His handling of the matter at the British Broadcasting Corporation should not prevent him from starting his new job in November as planned, he said in a telephone interview from New York.
"All of my colleagues here in the management team of the New York Times have been very supportive on this and more broadly as I prepare to take on the job," he said. "I've been very well supported as the incoming CEO of this company."
The BBC has been rocked by accusations of sexual abuse involving a former TV host, the late Jimmy Savile, and claims it had covered up his alleged crimes and dropped its own news expose while Thompson was in charge.
The furor prompted Margaret Sullivan, public editor of the New York Times, to question whether Thompson was now fit to take up the role of president and chief executive of the respected American company.
A New York Times spokesman said on Wednesday that Thompson would join the company as president and chief executive the week of November 12.
"We believe his experience and accomplishments make him the ideal person to take the helm of the Times Company as we focus on growing our businesses through digital and global expansion," spokesman Robert Christie said in an emailed statement.
Thompson said he did not know about the nature of the investigation by the BBC's flagship Newsnight program into Savile, one of the broadcaster's best known stars for decades, and had had no involvement in the decision to axe the report.
He said he had had a "chance meeting" with a journalist who mentioned the Newsnight investigation into Savile, but said he had not been told any of the details or the scale of the problem.
"I do not believe there is anything that I've done in relation to this matter which should in any way impinge on my abilities to fully discharge the responsibilities I'll have at the New York Times," he said.
Thompson said he had approached his new employers to explain his role at the BBC and why he had not dealt with such an issue, despite being the director general and editor in chief of the world-renowned organization.
Under the structure of the corporation, such editorial matters would be dealt with by the BBC News division and would not normally reach the corporate level, he explained.
The BBC is a sprawling organization with 22,000 employees working at its eight national TV channels, 50 radio stations and an extensive website.
During the years when Savile and Thompson's careers overlapped, Thompson was in the news and current affairs area of the company rather than in its entertainment arm where Savile worked until retiring in 1994.
"Not knowing what they (Newsnight) had, it's very hard to judge whether it should have been referred (to me) or not," he said.
Thompson said he had not yet met with the board of the New York Times but would be happy to do so if they had further questions. A spokesman for Thompson said the stance taken by Sullivan was purely editorial and added that he supported completely the paper's need to cover the story.

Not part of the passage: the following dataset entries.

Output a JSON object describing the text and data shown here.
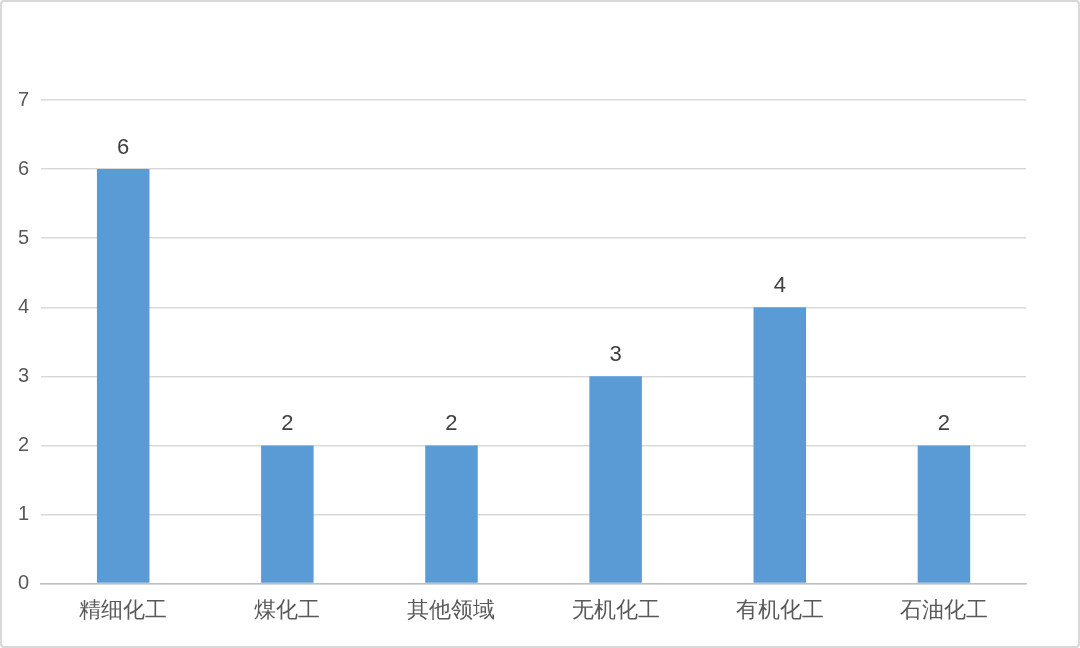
{
  "chart_data": {
    "type": "bar",
    "categories": [
      "精细化工",
      "煤化工",
      "其他领域",
      "无机化工",
      "有机化工",
      "石油化工"
    ],
    "values": [
      6,
      2,
      2,
      3,
      4,
      2
    ],
    "color": "#5b9bd5",
    "ylim": [
      0,
      7
    ],
    "yticks": [
      0,
      1,
      2,
      3,
      4,
      5,
      6,
      7
    ],
    "grid": "y",
    "data_labels": true,
    "legend": false
  }
}
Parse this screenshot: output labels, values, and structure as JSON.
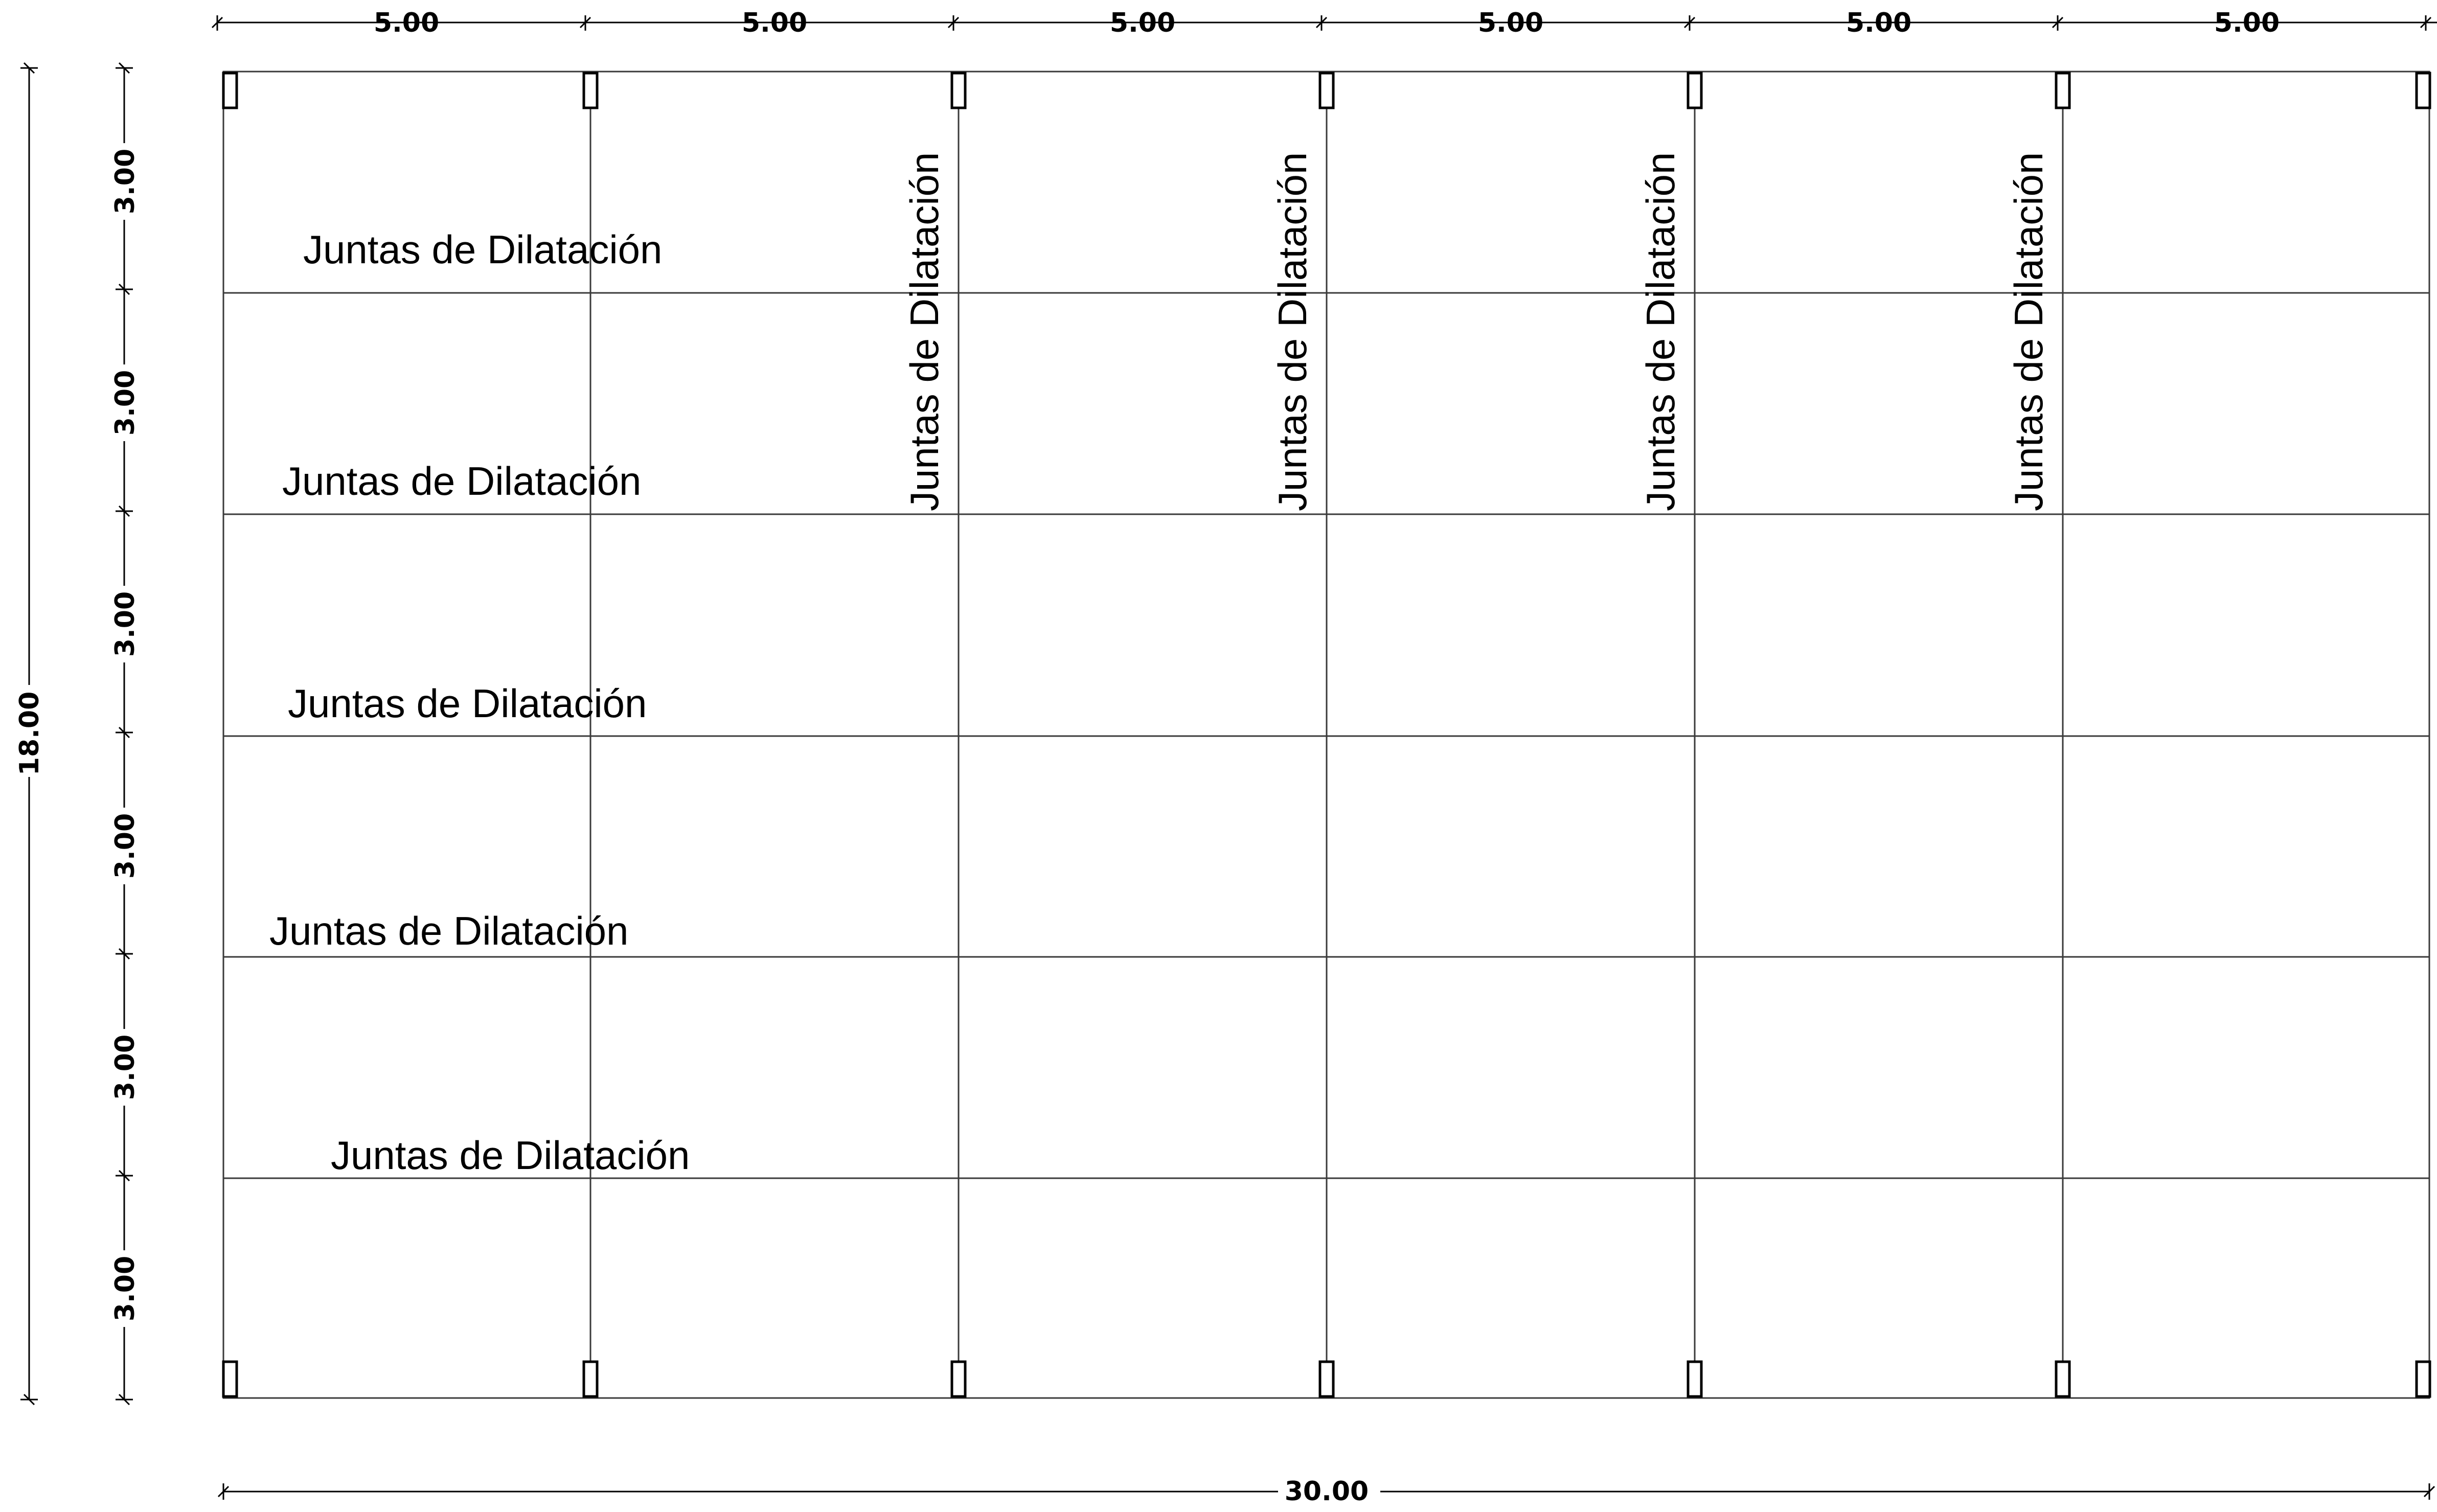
{
  "top_dimensions": [
    "5.00",
    "5.00",
    "5.00",
    "5.00",
    "5.00",
    "5.00"
  ],
  "bottom_total": "30.00",
  "left_total": "18.00",
  "row_dimensions": [
    "3.00",
    "3.00",
    "3.00",
    "3.00",
    "3.00",
    "3.00"
  ],
  "horizontal_joint_labels": [
    "Juntas de Dilatación",
    "Juntas de Dilatación",
    "Juntas de Dilatación",
    "Juntas de Dilatación",
    "Juntas de Dilatación"
  ],
  "vertical_joint_labels": [
    "Juntas de Dilatación",
    "Juntas de Dilatación",
    "Juntas de Dilatación",
    "Juntas de Dilatación"
  ]
}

"I've had many many conversations with my new employers in recent weeks and the moment this became an issue I absolutely wanted to talk to them, so they would understand my perspective on what has happened," Thompson said.
"The BBC is a very, very big organization. I don't know how many investigations it does, it's hundreds or possibly thousands every year. I was director general of the BBC and I cannot recall a single Newsnight item ever being referred to me, in 8 years."

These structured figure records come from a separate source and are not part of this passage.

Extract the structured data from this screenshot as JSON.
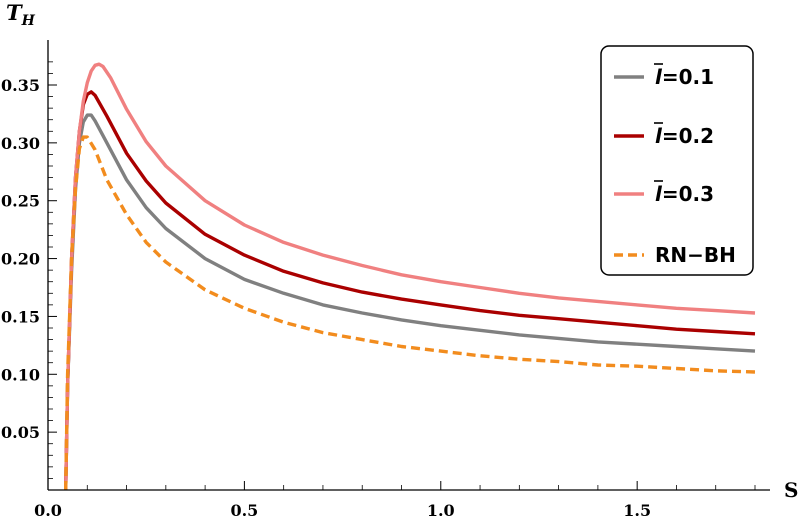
{
  "chart_data": {
    "type": "line",
    "xlabel": "S",
    "ylabel": "T",
    "ylabel_sub": "H",
    "xlim": [
      0.0,
      1.8
    ],
    "ylim": [
      0.0,
      0.38
    ],
    "xticks": [
      0.0,
      0.5,
      1.0,
      1.5
    ],
    "xtick_labels": [
      "0.0",
      "0.5",
      "1.0",
      "1.5"
    ],
    "yticks": [
      0.05,
      0.1,
      0.15,
      0.2,
      0.25,
      0.3,
      0.35
    ],
    "ytick_labels": [
      "0.05",
      "0.10",
      "0.15",
      "0.20",
      "0.25",
      "0.30",
      "0.35"
    ],
    "grid": false,
    "legend_position": "top-right",
    "series": [
      {
        "name": "l̄=0.1",
        "legend_symbol": "l",
        "legend_value": "=0.1",
        "color": "#808080",
        "dash": "solid",
        "points": [
          [
            0.045,
            0.0
          ],
          [
            0.05,
            0.09
          ],
          [
            0.06,
            0.19
          ],
          [
            0.07,
            0.26
          ],
          [
            0.08,
            0.3
          ],
          [
            0.09,
            0.318
          ],
          [
            0.1,
            0.324
          ],
          [
            0.11,
            0.324
          ],
          [
            0.12,
            0.319
          ],
          [
            0.15,
            0.3
          ],
          [
            0.2,
            0.268
          ],
          [
            0.25,
            0.244
          ],
          [
            0.3,
            0.226
          ],
          [
            0.4,
            0.2
          ],
          [
            0.5,
            0.182
          ],
          [
            0.6,
            0.17
          ],
          [
            0.7,
            0.16
          ],
          [
            0.8,
            0.153
          ],
          [
            0.9,
            0.147
          ],
          [
            1.0,
            0.142
          ],
          [
            1.1,
            0.138
          ],
          [
            1.2,
            0.134
          ],
          [
            1.3,
            0.131
          ],
          [
            1.4,
            0.128
          ],
          [
            1.5,
            0.126
          ],
          [
            1.6,
            0.124
          ],
          [
            1.7,
            0.122
          ],
          [
            1.8,
            0.12
          ]
        ]
      },
      {
        "name": "l̄=0.2",
        "legend_symbol": "l",
        "legend_value": "=0.2",
        "color": "#aa0000",
        "dash": "solid",
        "points": [
          [
            0.045,
            0.0
          ],
          [
            0.05,
            0.09
          ],
          [
            0.06,
            0.2
          ],
          [
            0.07,
            0.27
          ],
          [
            0.08,
            0.31
          ],
          [
            0.09,
            0.333
          ],
          [
            0.1,
            0.342
          ],
          [
            0.11,
            0.344
          ],
          [
            0.12,
            0.341
          ],
          [
            0.15,
            0.323
          ],
          [
            0.2,
            0.291
          ],
          [
            0.25,
            0.267
          ],
          [
            0.3,
            0.248
          ],
          [
            0.4,
            0.221
          ],
          [
            0.5,
            0.203
          ],
          [
            0.6,
            0.189
          ],
          [
            0.7,
            0.179
          ],
          [
            0.8,
            0.171
          ],
          [
            0.9,
            0.165
          ],
          [
            1.0,
            0.16
          ],
          [
            1.1,
            0.155
          ],
          [
            1.2,
            0.151
          ],
          [
            1.3,
            0.148
          ],
          [
            1.4,
            0.145
          ],
          [
            1.5,
            0.142
          ],
          [
            1.6,
            0.139
          ],
          [
            1.7,
            0.137
          ],
          [
            1.8,
            0.135
          ]
        ]
      },
      {
        "name": "l̄=0.3",
        "legend_symbol": "l",
        "legend_value": "=0.3",
        "color": "#f08080",
        "dash": "solid",
        "points": [
          [
            0.045,
            0.0
          ],
          [
            0.05,
            0.09
          ],
          [
            0.06,
            0.2
          ],
          [
            0.07,
            0.27
          ],
          [
            0.08,
            0.31
          ],
          [
            0.09,
            0.336
          ],
          [
            0.1,
            0.352
          ],
          [
            0.11,
            0.362
          ],
          [
            0.12,
            0.367
          ],
          [
            0.13,
            0.368
          ],
          [
            0.14,
            0.366
          ],
          [
            0.16,
            0.356
          ],
          [
            0.2,
            0.329
          ],
          [
            0.25,
            0.301
          ],
          [
            0.3,
            0.28
          ],
          [
            0.4,
            0.25
          ],
          [
            0.5,
            0.229
          ],
          [
            0.6,
            0.214
          ],
          [
            0.7,
            0.203
          ],
          [
            0.8,
            0.194
          ],
          [
            0.9,
            0.186
          ],
          [
            1.0,
            0.18
          ],
          [
            1.1,
            0.175
          ],
          [
            1.2,
            0.17
          ],
          [
            1.3,
            0.166
          ],
          [
            1.4,
            0.163
          ],
          [
            1.5,
            0.16
          ],
          [
            1.6,
            0.157
          ],
          [
            1.7,
            0.155
          ],
          [
            1.8,
            0.153
          ]
        ]
      },
      {
        "name": "RN−BH",
        "color": "#f28c1e",
        "dash": "dashed",
        "points": [
          [
            0.045,
            0.0
          ],
          [
            0.05,
            0.1
          ],
          [
            0.06,
            0.2
          ],
          [
            0.07,
            0.26
          ],
          [
            0.08,
            0.295
          ],
          [
            0.09,
            0.305
          ],
          [
            0.1,
            0.305
          ],
          [
            0.12,
            0.294
          ],
          [
            0.15,
            0.268
          ],
          [
            0.2,
            0.238
          ],
          [
            0.25,
            0.214
          ],
          [
            0.3,
            0.197
          ],
          [
            0.4,
            0.173
          ],
          [
            0.5,
            0.157
          ],
          [
            0.6,
            0.145
          ],
          [
            0.7,
            0.136
          ],
          [
            0.8,
            0.13
          ],
          [
            0.9,
            0.124
          ],
          [
            1.0,
            0.12
          ],
          [
            1.1,
            0.116
          ],
          [
            1.2,
            0.113
          ],
          [
            1.3,
            0.111
          ],
          [
            1.4,
            0.108
          ],
          [
            1.5,
            0.107
          ],
          [
            1.6,
            0.105
          ],
          [
            1.7,
            0.103
          ],
          [
            1.8,
            0.102
          ]
        ]
      }
    ]
  }
}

The scandal, which erupted this month when a rival broadcaster ITV showed its own investigation, has thrown the corporation into disarray and sparked questions over the handling of the crisis by Thompson and his successor George Entwistle.
The BBC is now facing parliamentary and police investigations into whether Savile, an eccentric host of the BBC's legendary "Top of the Pops" music show who died last year at the age of 84, abused women and girls over six decades.
"The Jimmy Savile affair is a horrible and distressing business," Thompson said. "The cruelty and the suffering of the victims, we can only imagine."
In reference to his brief conversation with a journalist over the Newsnight program, he added: "I think I may have understood that we were talking about allegations of a sexual nature, although I'm not even sure about that.
"But I certainly wasn't aware that it was going to include very grave allegations about pedophilia or rape or that it would involve actions which had taken place on BBC premises.
"Had that been made clear to me at that point I would certainly of wanted to know more and in particular about the decision making of whether to proceed with the program."